Credit Suisse risks getting caught in a doom loop as worries flood into a strategic vacuum while investors wait for a new turnaround plan. Management needs to act quickly to break the cycle.

The beleaguered lender’s share price fell around 8% in early trading on Monday. The apparent trigger for the latest selloff was nothing more than its bankers calling customers and investors this weekend to reassure them that all is in hand despite a jump in its credit-default swaps on Friday.

Credit Suisse isn’t alone, with the whole sector suffering from falling share prices and rising CDS prices this year, but its situation is more extreme. It seems caught in a vicious cycle of leaks, profit warnings and speculation about capital raising that has more than halved its share price this year to around a fifth of book value.

Even after its recent history of scandals and profit warnings, the bank finished the June quarter with a solid 13.5% core capital ratio. Management insists it is well-capitalized and that its brand remains strong. But banking is a confidence business where worries can become self-fulfilling prophecies. The challenge and expense of sorting things out will likely rise the longer it takes for the lender’s new management to take decisive action.

Ideally, Credit Suisse would reassure the market with solid third-quarter results well before the planned reporting date on Oct. 27. Strong numbers seem unlikely, though. Seesawing markets have made it a tough quarter for wealth management. In investment banking, revenues are down across the sector and the business mix has been unhelpful for Credit Suisse in particular: Leverage loans were hard hit, while fixed income—specifically foreign exchange and rates—was the main bright spot. The bank is also likely nursing losses from underwriting the disappointing Citrix leveraged buyout.
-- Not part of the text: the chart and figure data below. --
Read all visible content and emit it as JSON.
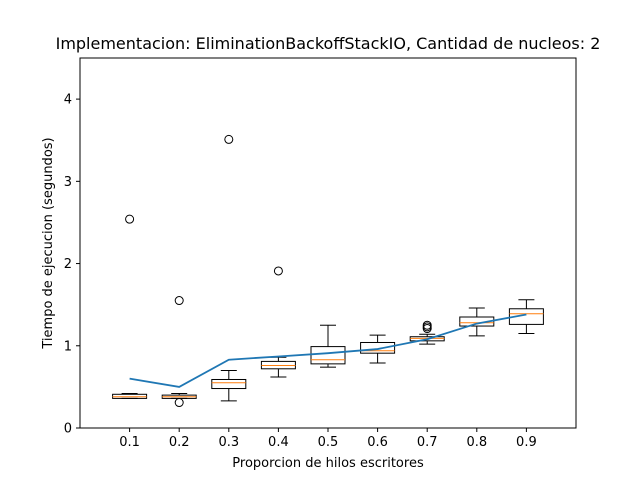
{
  "chart_data": {
    "type": "box",
    "title": "Implementacion: EliminationBackoffStackIO, Cantidad de nucleos: 2",
    "xlabel": "Proporcion de hilos escritores",
    "ylabel": "Tiempo de ejecucion (segundos)",
    "categories": [
      "0.1",
      "0.2",
      "0.3",
      "0.4",
      "0.5",
      "0.6",
      "0.7",
      "0.8",
      "0.9"
    ],
    "x": [
      0.1,
      0.2,
      0.3,
      0.4,
      0.5,
      0.6,
      0.7,
      0.8,
      0.9
    ],
    "xlim": [
      0.0,
      1.0
    ],
    "ylim": [
      0,
      4.5
    ],
    "yticks": [
      0,
      1,
      2,
      3,
      4
    ],
    "grid": false,
    "boxes": [
      {
        "x": 0.1,
        "whislo": 0.36,
        "q1": 0.36,
        "med": 0.38,
        "q3": 0.41,
        "whishi": 0.42,
        "fliers": [
          2.54
        ]
      },
      {
        "x": 0.2,
        "whislo": 0.36,
        "q1": 0.36,
        "med": 0.38,
        "q3": 0.4,
        "whishi": 0.42,
        "fliers": [
          1.55,
          0.31
        ]
      },
      {
        "x": 0.3,
        "whislo": 0.33,
        "q1": 0.48,
        "med": 0.55,
        "q3": 0.59,
        "whishi": 0.7,
        "fliers": [
          3.51
        ]
      },
      {
        "x": 0.4,
        "whislo": 0.62,
        "q1": 0.72,
        "med": 0.76,
        "q3": 0.81,
        "whishi": 0.86,
        "fliers": [
          1.91
        ]
      },
      {
        "x": 0.5,
        "whislo": 0.74,
        "q1": 0.78,
        "med": 0.83,
        "q3": 0.99,
        "whishi": 1.25,
        "fliers": []
      },
      {
        "x": 0.6,
        "whislo": 0.79,
        "q1": 0.91,
        "med": 0.94,
        "q3": 1.04,
        "whishi": 1.13,
        "fliers": []
      },
      {
        "x": 0.7,
        "whislo": 1.02,
        "q1": 1.06,
        "med": 1.09,
        "q3": 1.11,
        "whishi": 1.14,
        "fliers": [
          1.21,
          1.23,
          1.25
        ]
      },
      {
        "x": 0.8,
        "whislo": 1.12,
        "q1": 1.24,
        "med": 1.28,
        "q3": 1.35,
        "whishi": 1.46,
        "fliers": []
      },
      {
        "x": 0.9,
        "whislo": 1.15,
        "q1": 1.26,
        "med": 1.39,
        "q3": 1.45,
        "whishi": 1.56,
        "fliers": []
      }
    ],
    "mean_line": {
      "values": [
        0.6,
        0.5,
        0.83,
        0.87,
        0.91,
        0.96,
        1.08,
        1.27,
        1.38
      ]
    },
    "colors": {
      "mean_line": "#1f77b4",
      "median": "#ff7f0e",
      "box": "#000000"
    }
  }
}
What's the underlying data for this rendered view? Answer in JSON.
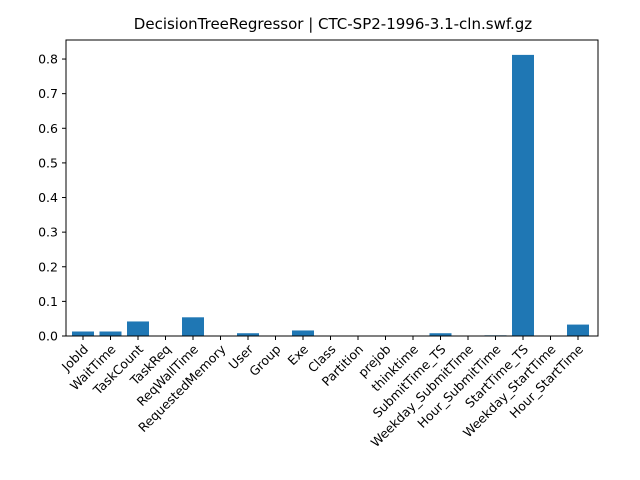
{
  "chart_data": {
    "type": "bar",
    "title": "DecisionTreeRegressor | CTC-SP2-1996-3.1-cln.swf.gz",
    "xlabel": "",
    "ylabel": "",
    "ylim": [
      0,
      0.855
    ],
    "yticks": [
      0.0,
      0.1,
      0.2,
      0.3,
      0.4,
      0.5,
      0.6,
      0.7,
      0.8
    ],
    "ytick_labels": [
      "0.0",
      "0.1",
      "0.2",
      "0.3",
      "0.4",
      "0.5",
      "0.6",
      "0.7",
      "0.8"
    ],
    "categories": [
      "JobId",
      "WaitTime",
      "TaskCount",
      "TaskReq",
      "ReqWallTime",
      "RequestedMemory",
      "User",
      "Group",
      "Exe",
      "Class",
      "Partition",
      "prejob",
      "thinktime",
      "SubmitTime_TS",
      "Weekday_SubmitTime",
      "Hour_SubmitTime",
      "StartTime_TS",
      "Weekday_StartTime",
      "Hour_StartTime"
    ],
    "values": [
      0.013,
      0.013,
      0.042,
      0.0,
      0.054,
      0.0,
      0.008,
      0.0,
      0.016,
      0.0,
      0.0,
      0.0,
      0.0,
      0.008,
      0.0,
      0.002,
      0.812,
      0.0,
      0.033
    ],
    "bar_color": "#1f77b4",
    "grid": false,
    "legend": "none"
  }
}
That leaves bringing forward Credit Suisse’s new strategy announcement, currently scheduled alongside the coming results, as the best option. The broad outlines are already known: a scaled-back investment bank and some swinging cost cuts. A key unknown is whether they will quickly cut the investment bank, which will likely require raising capital at a painfully low valuation, or try to self-fund the cull, which would therefore need to be slower and narrower.

Whatever the bank chooses, it must actually deliver on the strategy this time and end the string of profit warnings and disappointments. Getting the plan right does take time, but strategies are art as well as accounting. Waiting to nail down the details risks losing more good people and prolonging the current drip-feed of leaks that are jangling investors’ nerves and chipping away at the bank’s share price.

It should be possible to outline a strategy and set targets that give investors the broad direction and some metrics for measuring progress while leaving room to calibrate the details as the multiyear plan is delivered. In the confidence game of banking, delays are expensive.